None of this should come as a surprise to anyone who’s been acquainted with them for any period of time. Because whatever one expects from Sly and the Family Drone, they’ll probably deliver, but simply not in the way one expects it.

Containing seven pieces, mostly around the three-to-five-minute mark, Moon is Doom Backwards is more conventionally ‘albumy’ – whatever conventional means when it comes to any format now. And there is, indeed, a lot of quiet on this album, much hush. There are many segments where not a lot happens, or simply a solo sax rings out into a slow-blowing wind of reverb.

‘Glistening Benevolence’ is underpinned by a mesmeric, tribal beat and crooning sax and wiffle of woodwind, at least until the percussion rises into storm-like crashes and the percussion surges around the mid-point, before it tapers, and then splashes to a halt. And then there is quiet, for quite some time, until the drums blast back and there is a sound like an elephant braying in pain. So far, so Sly. It’s pummelling percussion and frenzied honks and toots, parping and tooting in all directions which blast from the speakers on single cut and shortest track ‘Going In’, after which darkness descends. The inexplicably-titled ‘Cuban Funeral Sandwich’ has too much percussion and it too overtly jazzy to be ambient, but it’s a low-key, meandering piece that feels far too improvised to qualify as a composition and it certainly brings the atmosphere – a dark, oppressive one, which gradually builds and horns hoot like ship’s horns and clattering cans rattle with increasing urgency – before another abrupt halt.

If ‘Joyless Austere Post-war Biscuits’ may seemingly allude to some kind of Hovis-like cobbled-street and open-fire nostalgia, the actuality is altogether darker, as more sax flies into the sky on an upward spiral of infinite echo and the drums – building, building, to a crazed frenzy, but at a distance – create a palpitation-inducing tension, before ‘The Relentless Veneration of Bees’ – something which really should be a thing, along with the outlawing of pesticides – wanders absent-mindedly into an arena or ambient jazz, where the drums hang around in the distance somewhere.

There are shooting stars and percussive breakdowns amidst truly tempestuously frenzies jazz experimentation, and ‘Guilty Splinters’ is the perfect soundtrack to this.
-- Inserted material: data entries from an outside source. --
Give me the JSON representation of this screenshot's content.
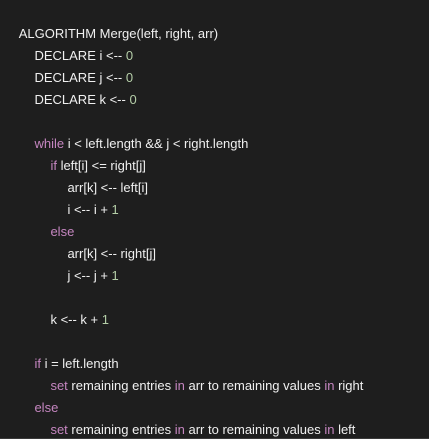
{
  "code": {
    "header": {
      "text": "ALGORITHM Merge(left, right, arr)"
    },
    "decl_i": {
      "kw": "DECLARE i <-- ",
      "val": "0"
    },
    "decl_j": {
      "kw": "DECLARE j <-- ",
      "val": "0"
    },
    "decl_k": {
      "kw": "DECLARE k <-- ",
      "val": "0"
    },
    "while_line": {
      "kw": "while",
      "rest": " i < left.length && j < right.length"
    },
    "if_line": {
      "kw": "if",
      "rest": " left[i] <= right[j]"
    },
    "assign_left": {
      "text": "arr[k] <-- left[i]"
    },
    "inc_i": {
      "text": "i <-- i + ",
      "val": "1"
    },
    "else_line": {
      "kw": "else"
    },
    "assign_right": {
      "text": "arr[k] <-- right[j]"
    },
    "inc_j": {
      "text": "j <-- j + ",
      "val": "1"
    },
    "inc_k": {
      "text": "k <-- k + ",
      "val": "1"
    },
    "if_end": {
      "kw": "if",
      "rest": " i = left.length"
    },
    "set_right": {
      "kw": "set",
      "a": " remaining entries ",
      "in1": "in",
      "b": " arr to remaining values ",
      "in2": "in",
      "c": " right"
    },
    "else_end": {
      "kw": "else"
    },
    "set_left": {
      "kw": "set",
      "a": " remaining entries ",
      "in1": "in",
      "b": " arr to remaining values ",
      "in2": "in",
      "c": " left"
    }
  },
  "colors": {
    "background": "#1e1e1e",
    "text": "#f0f0f0",
    "keyword": "#c586c0",
    "number": "#b5cea8"
  }
}
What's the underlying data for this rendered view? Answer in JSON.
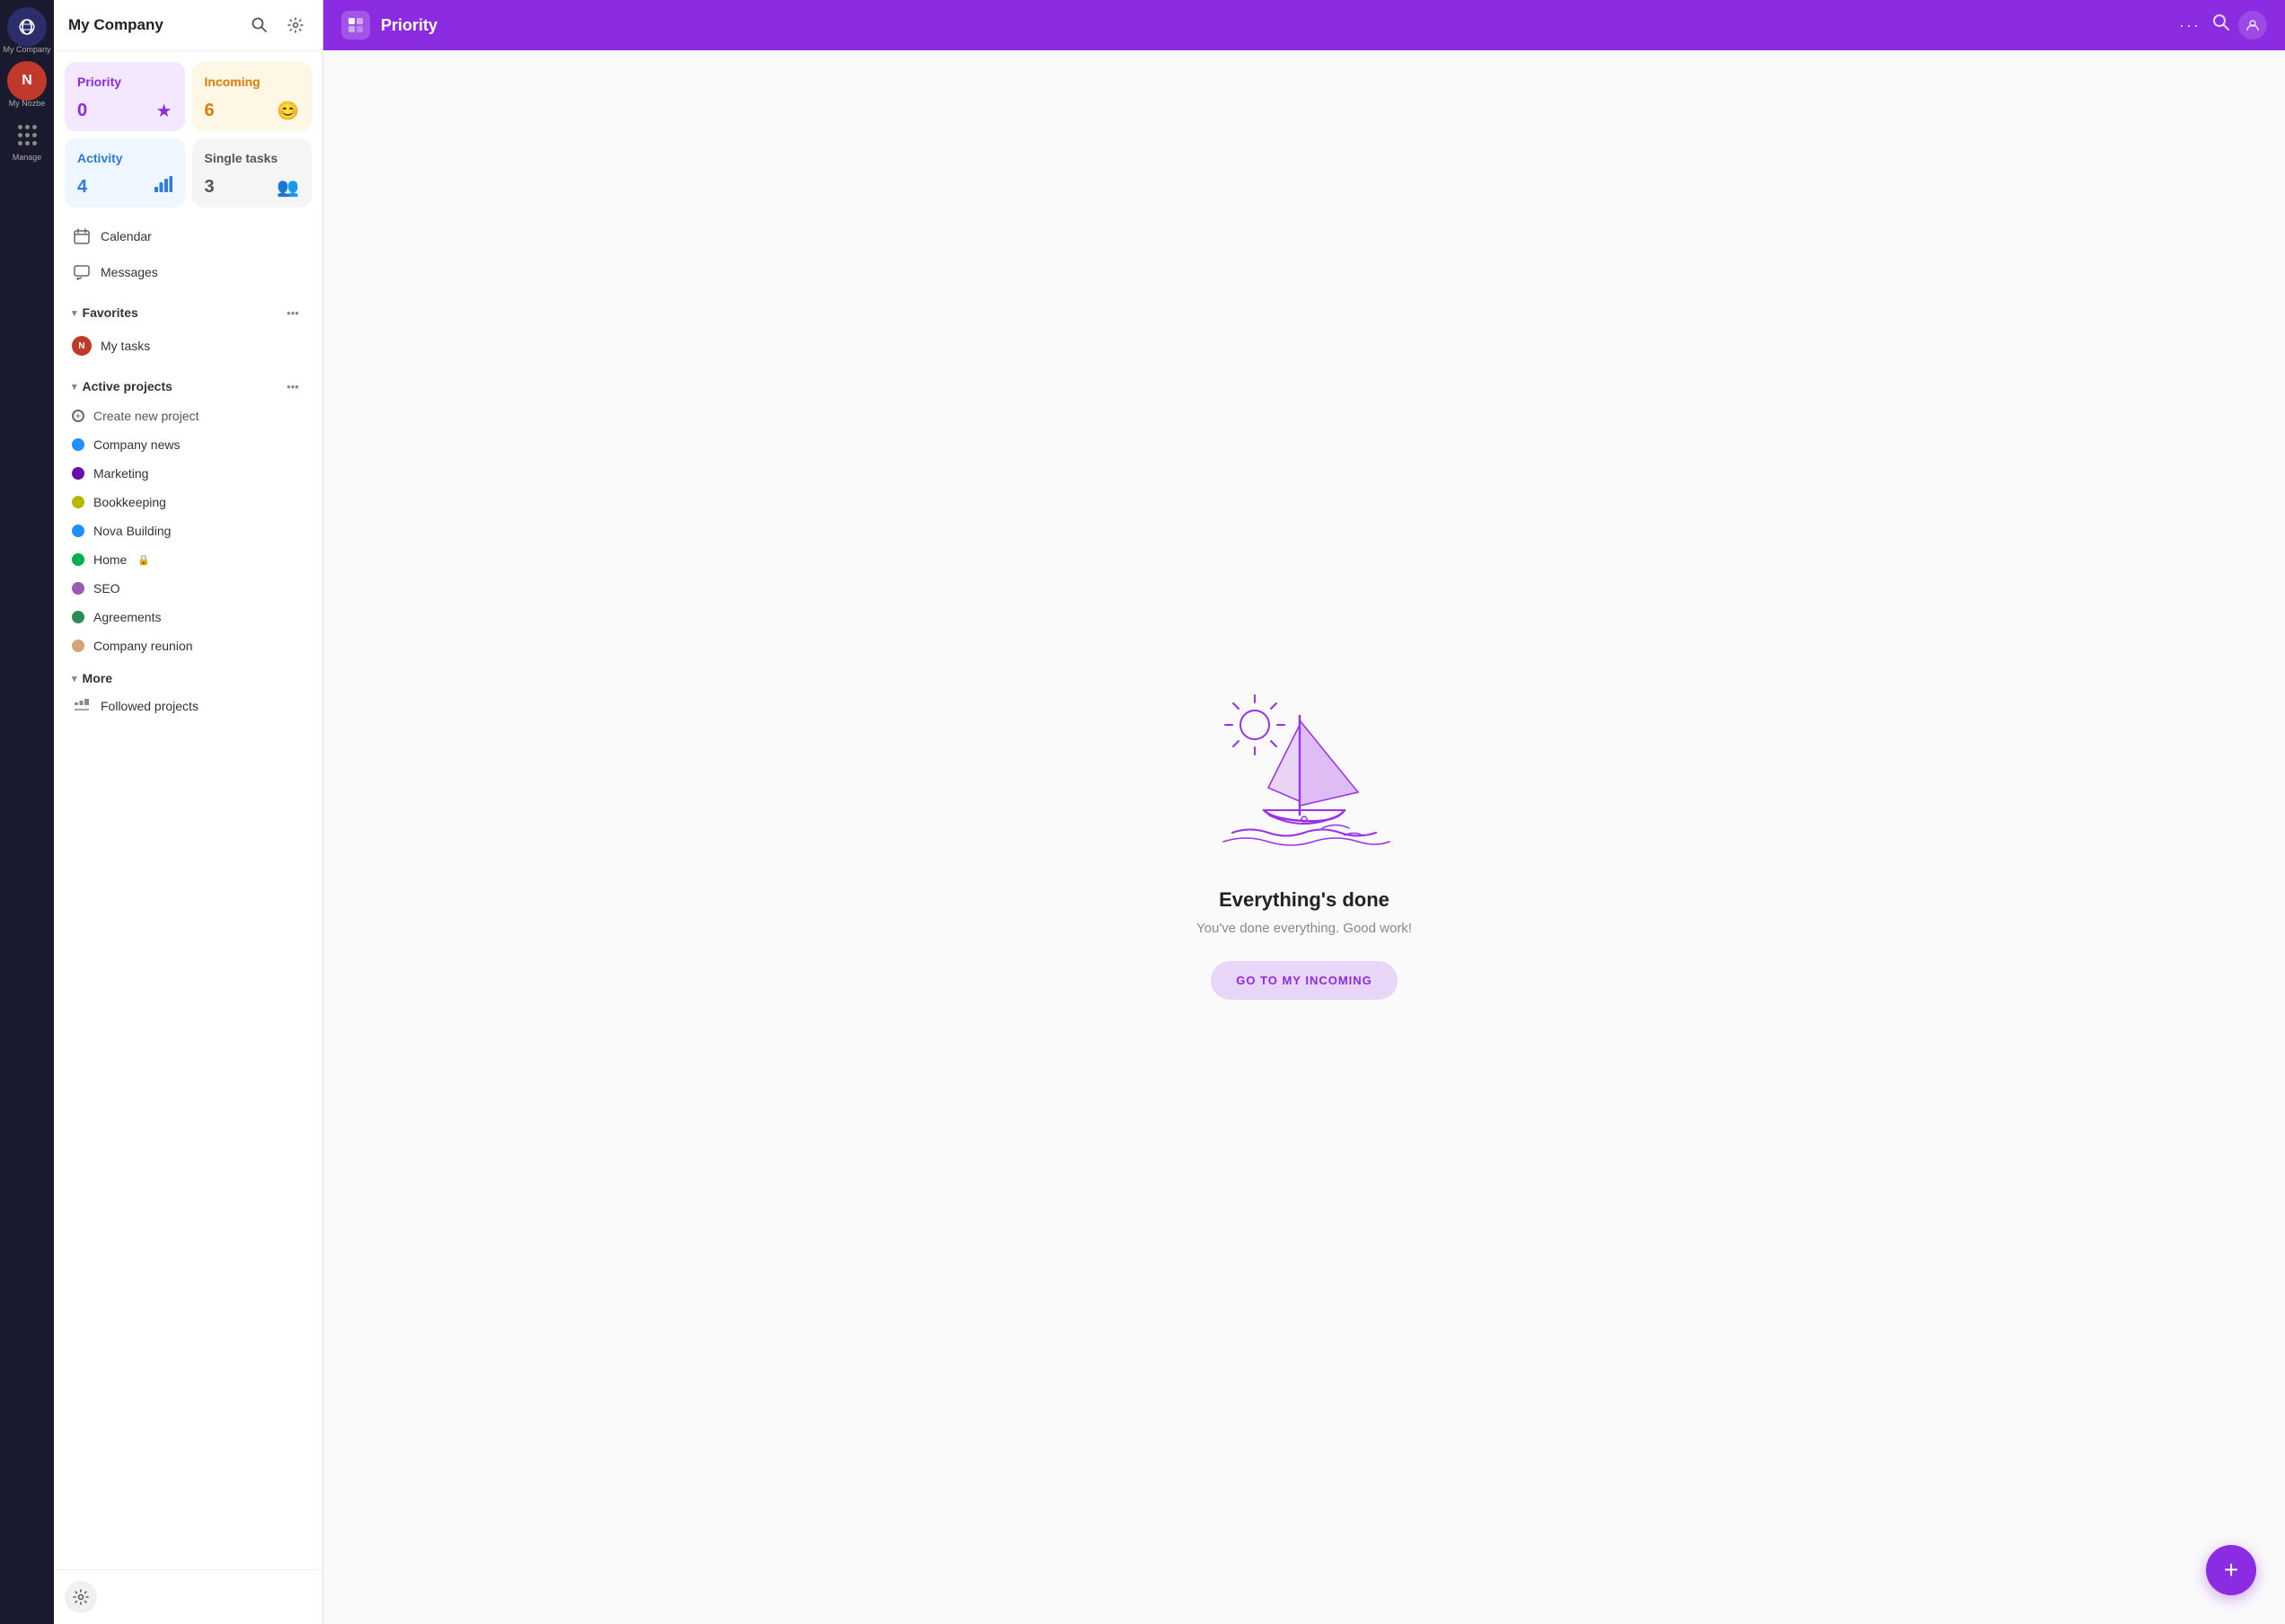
{
  "iconBar": {
    "companyInitial": "🌐",
    "companyLabel": "My Company",
    "userLabel": "My Nozbe",
    "manageLabel": "Manage"
  },
  "sidebar": {
    "title": "My Company",
    "searchIcon": "🔍",
    "settingsIcon": "⚙",
    "cards": [
      {
        "id": "priority",
        "label": "Priority",
        "count": "0",
        "icon": "★",
        "colorClass": "card-priority"
      },
      {
        "id": "incoming",
        "label": "Incoming",
        "count": "6",
        "icon": "😊",
        "colorClass": "card-incoming"
      },
      {
        "id": "activity",
        "label": "Activity",
        "count": "4",
        "icon": "📶",
        "colorClass": "card-activity"
      },
      {
        "id": "single-tasks",
        "label": "Single tasks",
        "count": "3",
        "icon": "👥",
        "colorClass": "card-single"
      }
    ],
    "navItems": [
      {
        "id": "calendar",
        "label": "Calendar",
        "icon": "📅"
      },
      {
        "id": "messages",
        "label": "Messages",
        "icon": "💬"
      }
    ],
    "favorites": {
      "label": "Favorites",
      "items": [
        {
          "id": "my-tasks",
          "label": "My tasks",
          "hasAvatar": true
        }
      ]
    },
    "activeProjects": {
      "label": "Active projects",
      "createNew": "Create new project",
      "items": [
        {
          "id": "company-news",
          "label": "Company news",
          "color": "#1e90ff"
        },
        {
          "id": "marketing",
          "label": "Marketing",
          "color": "#6a0dad"
        },
        {
          "id": "bookkeeping",
          "label": "Bookkeeping",
          "color": "#b8b800"
        },
        {
          "id": "nova-building",
          "label": "Nova Building",
          "color": "#1e90ff"
        },
        {
          "id": "home",
          "label": "Home",
          "color": "#00b050",
          "locked": true
        },
        {
          "id": "seo",
          "label": "SEO",
          "color": "#9b59b6"
        },
        {
          "id": "agreements",
          "label": "Agreements",
          "color": "#2e8b57"
        },
        {
          "id": "company-reunion",
          "label": "Company reunion",
          "color": "#d2a679"
        }
      ]
    },
    "more": {
      "label": "More",
      "followedLabel": "Followed projects"
    },
    "bottomIcon": "⚙"
  },
  "topBar": {
    "iconLabel": "P",
    "title": "Priority",
    "moreIcon": "•••",
    "searchIcon": "🔍",
    "filterIcon": "👤"
  },
  "mainContent": {
    "emptyTitle": "Everything's done",
    "emptySubtitle": "You've done everything. Good work!",
    "gotoButton": "GO TO MY INCOMING"
  },
  "fab": {
    "label": "+"
  }
}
The closer, ‘Ankle Length Gloves’ is perhaps the most unstructured and uncomfortable of all here: amidst wheezes and drones, it’s the sound of creaking floors and subdued wailing utterances… and nothing but a buffeting breeze.

Moon is Doom Backwards is certainly their sparsest, most atmospheric, and least percussion-heavy album to date, but it really explores in detail and depth the relationship of dynamics, and pushes out into new territories. And while it’s still jazz, it’s jazz exploded, fragmented, dissected, and reimagined.